IN 2024, Deputy Raluca Kovacs successfully brought a proposition to the States to investigate a windfall charge to recoup some of the profits generated when a field is rezoned for housing.

Royal Square, Royal Court. Swearing in of new States members. Election 2022…St Saviour Deputy Raluca Kovacs .. Picture: ROB CURRIE. (38690041)

Deputy Kovacs’s proposition called for Ministers to come forward with plans for new legislation by 31 March 2025.

However, this work was put on hold as ministers said they had not been able to go ahead with the proposals because the previous Government decided against funding it.

GST

A RECENT petition has brought the topic of GST back on the agenda, with fresh calls to remove it from food.

Having passed 1,000 signatures, the petition will receive a ministerial response. However, Treasury Minister Elaine Millar has already suggested that such a move was not forming part of the ministerial thought-process, given the impact it would have on States revenue.

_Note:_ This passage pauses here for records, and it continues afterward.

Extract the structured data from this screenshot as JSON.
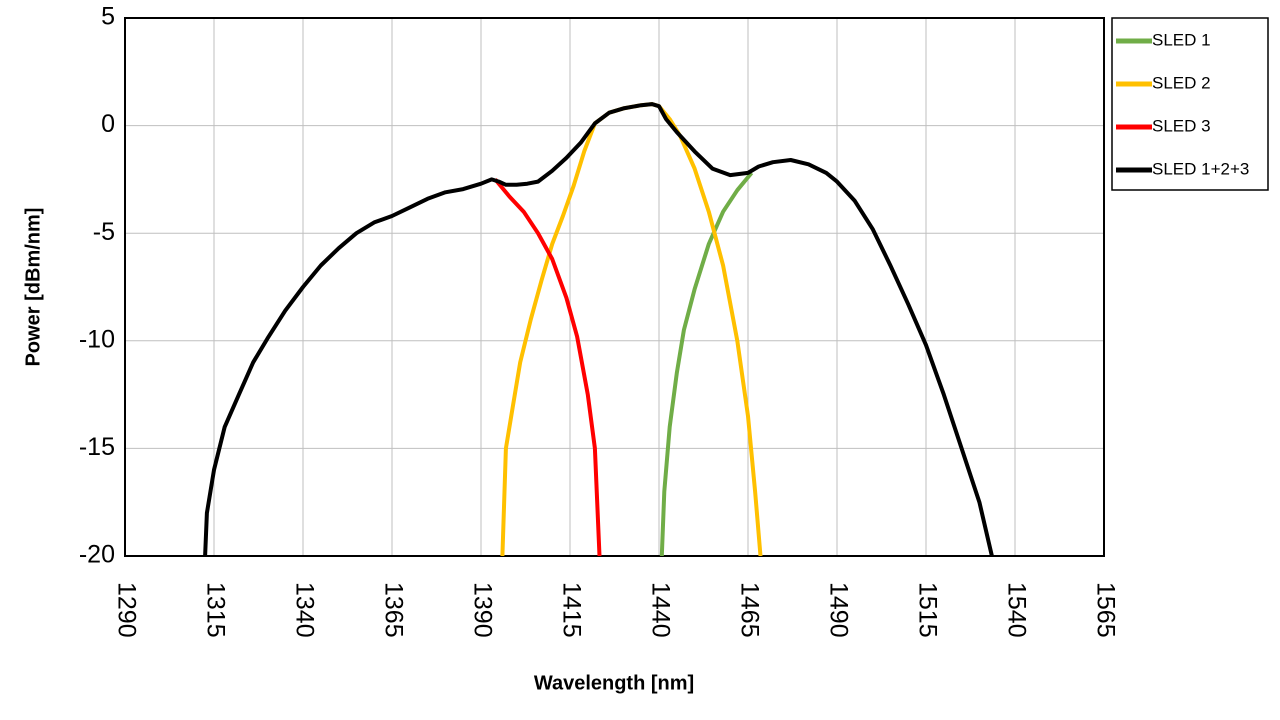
{
  "chart_data": {
    "type": "line",
    "xlabel": "Wavelength [nm]",
    "ylabel": "Power [dBm/nm]",
    "xlim": [
      1290,
      1565
    ],
    "xticks": [
      1290,
      1315,
      1340,
      1365,
      1390,
      1415,
      1440,
      1465,
      1490,
      1515,
      1540,
      1565
    ],
    "ylim": [
      -20,
      5
    ],
    "yticks": [
      5,
      0,
      -5,
      -10,
      -15,
      -20
    ],
    "grid": true,
    "legend": "right",
    "series": [
      {
        "name": "SLED 1",
        "color": "#70ad47",
        "x": [
          1440.8,
          1441.5,
          1443,
          1445,
          1447,
          1450,
          1454,
          1458,
          1462,
          1466
        ],
        "values": [
          -20,
          -17,
          -14,
          -11.5,
          -9.5,
          -7.6,
          -5.5,
          -4.0,
          -3.0,
          -2.2
        ]
      },
      {
        "name": "SLED 2",
        "color": "#ffc000",
        "x": [
          1396,
          1397,
          1399,
          1401,
          1404,
          1407,
          1410,
          1413,
          1416,
          1419,
          1422,
          1426,
          1430,
          1435,
          1438,
          1440,
          1443,
          1446,
          1450,
          1454,
          1458,
          1462,
          1465,
          1467,
          1468.5
        ],
        "values": [
          -20,
          -15,
          -13,
          -11,
          -9,
          -7.2,
          -5.5,
          -4.2,
          -2.8,
          -1.2,
          0.1,
          0.6,
          0.8,
          0.95,
          1.0,
          0.9,
          0.3,
          -0.5,
          -2.0,
          -4.0,
          -6.5,
          -10,
          -13.5,
          -17,
          -20
        ]
      },
      {
        "name": "SLED 3",
        "color": "#ff0000",
        "x": [
          1394,
          1398,
          1402,
          1406,
          1410,
          1414,
          1417,
          1420,
          1422,
          1423.3
        ],
        "values": [
          -2.5,
          -3.3,
          -4.0,
          -5.0,
          -6.2,
          -8.0,
          -9.8,
          -12.5,
          -15,
          -20
        ]
      },
      {
        "name": "SLED 1+2+3",
        "color": "#000000",
        "x": [
          1312.5,
          1313,
          1315,
          1318,
          1322,
          1326,
          1330,
          1335,
          1340,
          1345,
          1350,
          1355,
          1360,
          1365,
          1370,
          1375,
          1380,
          1385,
          1390,
          1393,
          1395,
          1397,
          1400,
          1403,
          1406,
          1410,
          1414,
          1418,
          1422,
          1426,
          1430,
          1435,
          1438,
          1440,
          1442,
          1445,
          1450,
          1455,
          1460,
          1465,
          1468,
          1472,
          1477,
          1482,
          1487,
          1490,
          1495,
          1500,
          1505,
          1510,
          1515,
          1520,
          1525,
          1530,
          1533.5
        ],
        "values": [
          -20,
          -18,
          -16,
          -14,
          -12.5,
          -11,
          -9.9,
          -8.6,
          -7.5,
          -6.5,
          -5.7,
          -5.0,
          -4.5,
          -4.2,
          -3.8,
          -3.4,
          -3.1,
          -2.95,
          -2.7,
          -2.5,
          -2.6,
          -2.75,
          -2.75,
          -2.7,
          -2.6,
          -2.1,
          -1.5,
          -0.8,
          0.1,
          0.6,
          0.8,
          0.95,
          1.0,
          0.9,
          0.3,
          -0.3,
          -1.2,
          -2.0,
          -2.3,
          -2.2,
          -1.9,
          -1.7,
          -1.6,
          -1.8,
          -2.2,
          -2.6,
          -3.5,
          -4.8,
          -6.5,
          -8.3,
          -10.2,
          -12.5,
          -15,
          -17.5,
          -20
        ]
      }
    ]
  }
}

Still, it is entirely possible that a backbencher may look to bring an amendment to the government’s Budget proposals to reignite the debate.

The likelihood of such a move getting through would be small – with a 2022 proposition from Reform Jersey Deputy Raluca Kovacs to remove the 5% sales tax rejected by 28 votes to 17. Reform Jersey have pledged to remove GST from food should it gain enough members to form a government after next summer’s election and the party may welcome the opportunity to remind Islanders of their stance beforehand.